Not withstanding the fact the Internet is a great place to assemble for hysteria, #thedress is all the things people say it was and not at all because of the way our eyes and brains interpret information.

For a start there are technical issues with the image taken, it is subject to lighting issues – the white balance isn’t taken into account, which has a significant impact on the colours contained within an image, but who is going to know anything about that if they have never learned about it? There is also the issue of the various screens out there that people would have been viewing the dress on, making subtle but significant changes to what you see.

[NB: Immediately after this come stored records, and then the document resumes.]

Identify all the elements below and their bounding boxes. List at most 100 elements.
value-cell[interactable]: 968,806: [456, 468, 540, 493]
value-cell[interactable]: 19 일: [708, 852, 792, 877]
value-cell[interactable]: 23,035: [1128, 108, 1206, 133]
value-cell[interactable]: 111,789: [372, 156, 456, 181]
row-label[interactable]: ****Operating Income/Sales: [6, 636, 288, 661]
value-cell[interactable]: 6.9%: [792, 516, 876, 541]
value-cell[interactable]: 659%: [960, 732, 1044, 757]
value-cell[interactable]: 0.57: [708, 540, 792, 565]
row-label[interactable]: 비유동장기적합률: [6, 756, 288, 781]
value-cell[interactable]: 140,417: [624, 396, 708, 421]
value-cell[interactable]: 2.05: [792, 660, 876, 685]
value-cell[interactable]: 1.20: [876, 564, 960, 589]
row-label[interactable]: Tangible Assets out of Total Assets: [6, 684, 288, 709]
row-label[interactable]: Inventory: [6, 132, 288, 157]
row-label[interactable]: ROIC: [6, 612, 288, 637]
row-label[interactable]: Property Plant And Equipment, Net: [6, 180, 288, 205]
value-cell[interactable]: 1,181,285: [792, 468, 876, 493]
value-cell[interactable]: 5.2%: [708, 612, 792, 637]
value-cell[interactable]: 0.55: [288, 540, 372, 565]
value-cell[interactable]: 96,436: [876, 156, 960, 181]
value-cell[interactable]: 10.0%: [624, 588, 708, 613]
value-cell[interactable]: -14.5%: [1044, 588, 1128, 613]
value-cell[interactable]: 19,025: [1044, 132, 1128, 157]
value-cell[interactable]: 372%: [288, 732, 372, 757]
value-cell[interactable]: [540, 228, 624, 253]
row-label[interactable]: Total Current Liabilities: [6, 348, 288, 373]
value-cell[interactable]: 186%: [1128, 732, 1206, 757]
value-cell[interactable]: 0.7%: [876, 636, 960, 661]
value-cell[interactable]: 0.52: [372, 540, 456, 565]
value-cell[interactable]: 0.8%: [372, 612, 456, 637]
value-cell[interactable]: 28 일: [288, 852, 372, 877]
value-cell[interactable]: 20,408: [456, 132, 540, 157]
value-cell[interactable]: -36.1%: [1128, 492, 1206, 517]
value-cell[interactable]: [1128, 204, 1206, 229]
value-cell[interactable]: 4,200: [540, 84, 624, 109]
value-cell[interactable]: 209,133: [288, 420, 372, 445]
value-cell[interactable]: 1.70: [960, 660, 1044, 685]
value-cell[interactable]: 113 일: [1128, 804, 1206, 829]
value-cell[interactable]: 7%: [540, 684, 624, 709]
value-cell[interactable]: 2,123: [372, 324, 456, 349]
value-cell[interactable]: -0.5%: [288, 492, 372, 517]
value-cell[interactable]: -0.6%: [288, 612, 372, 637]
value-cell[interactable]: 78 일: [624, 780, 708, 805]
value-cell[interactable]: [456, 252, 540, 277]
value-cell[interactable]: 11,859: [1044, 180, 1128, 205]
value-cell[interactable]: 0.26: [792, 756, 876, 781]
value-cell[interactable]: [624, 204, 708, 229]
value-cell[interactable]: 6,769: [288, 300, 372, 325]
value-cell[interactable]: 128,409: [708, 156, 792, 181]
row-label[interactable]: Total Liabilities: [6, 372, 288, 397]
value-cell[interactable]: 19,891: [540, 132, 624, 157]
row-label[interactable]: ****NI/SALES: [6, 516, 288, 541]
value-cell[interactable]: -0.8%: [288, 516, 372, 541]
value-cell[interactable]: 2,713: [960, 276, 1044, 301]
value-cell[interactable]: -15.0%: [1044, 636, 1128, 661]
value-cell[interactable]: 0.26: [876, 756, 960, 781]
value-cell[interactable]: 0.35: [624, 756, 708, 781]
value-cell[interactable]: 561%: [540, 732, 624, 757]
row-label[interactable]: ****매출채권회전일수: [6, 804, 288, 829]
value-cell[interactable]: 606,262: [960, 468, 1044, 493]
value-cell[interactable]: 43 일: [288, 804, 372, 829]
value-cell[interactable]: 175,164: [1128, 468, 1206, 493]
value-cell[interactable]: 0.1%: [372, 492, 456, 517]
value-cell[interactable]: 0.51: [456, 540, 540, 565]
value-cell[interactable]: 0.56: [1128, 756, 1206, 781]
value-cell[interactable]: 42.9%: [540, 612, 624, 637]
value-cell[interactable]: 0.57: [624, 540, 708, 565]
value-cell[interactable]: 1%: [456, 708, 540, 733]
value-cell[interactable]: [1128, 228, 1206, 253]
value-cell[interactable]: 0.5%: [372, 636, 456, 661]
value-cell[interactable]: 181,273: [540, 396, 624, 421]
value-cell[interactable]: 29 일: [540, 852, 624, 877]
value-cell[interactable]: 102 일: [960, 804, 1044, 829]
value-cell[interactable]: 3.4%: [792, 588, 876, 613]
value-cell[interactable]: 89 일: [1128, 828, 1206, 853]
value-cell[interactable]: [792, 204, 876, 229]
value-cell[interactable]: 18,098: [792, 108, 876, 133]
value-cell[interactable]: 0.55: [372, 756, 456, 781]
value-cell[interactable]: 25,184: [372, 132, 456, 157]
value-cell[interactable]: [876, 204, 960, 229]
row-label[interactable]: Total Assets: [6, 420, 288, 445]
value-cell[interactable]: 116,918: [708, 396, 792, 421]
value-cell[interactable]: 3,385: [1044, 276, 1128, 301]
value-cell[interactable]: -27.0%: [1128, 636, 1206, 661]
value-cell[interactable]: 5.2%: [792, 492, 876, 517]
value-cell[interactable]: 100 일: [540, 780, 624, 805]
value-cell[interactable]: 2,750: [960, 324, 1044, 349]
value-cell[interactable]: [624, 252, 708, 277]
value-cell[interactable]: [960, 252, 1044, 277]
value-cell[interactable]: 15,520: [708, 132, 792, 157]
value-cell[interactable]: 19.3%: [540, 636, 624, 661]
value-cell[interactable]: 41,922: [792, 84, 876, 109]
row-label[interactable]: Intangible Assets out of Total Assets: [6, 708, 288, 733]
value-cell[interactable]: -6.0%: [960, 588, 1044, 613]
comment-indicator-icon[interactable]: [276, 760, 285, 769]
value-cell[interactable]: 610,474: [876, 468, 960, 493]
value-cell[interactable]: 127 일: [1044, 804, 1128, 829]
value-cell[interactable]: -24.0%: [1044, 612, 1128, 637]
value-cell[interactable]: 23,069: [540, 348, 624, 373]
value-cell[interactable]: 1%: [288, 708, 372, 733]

Then there is the actual light spectrum and the tiny band which we can see. Millions of colours or variations from a simple set of prime colours we learn about, a handful of names to describe them and our eyes work with red and green (maybe blue too?) The restrictions on our ability to define the colours we see then impacts our ability to reconcile what is there versus what we see.
Which brings me on to my favourite part of all of this; we only see 10% of what’s in front of us and our brains make up the rest using its experience. This is why eye-witness reports are not always reliable and why someone in a gorilla suit can walk across a stage and no one sees him. We can override what see with what we think is there, or by what we think should be there.
For the record, after plugging back deep into the Matrix, I thought it looked gold and blue, but may have been black and white on the assumption the image taken was influenced by the camera settings.
Here another dress that suffered the question of ‘what colour is it?’

Other memes from the Internet over #thedress.


Now if only we can get people to care about and debate issues that are really affecting us with the passion shown over this dress the world might start to see some real change.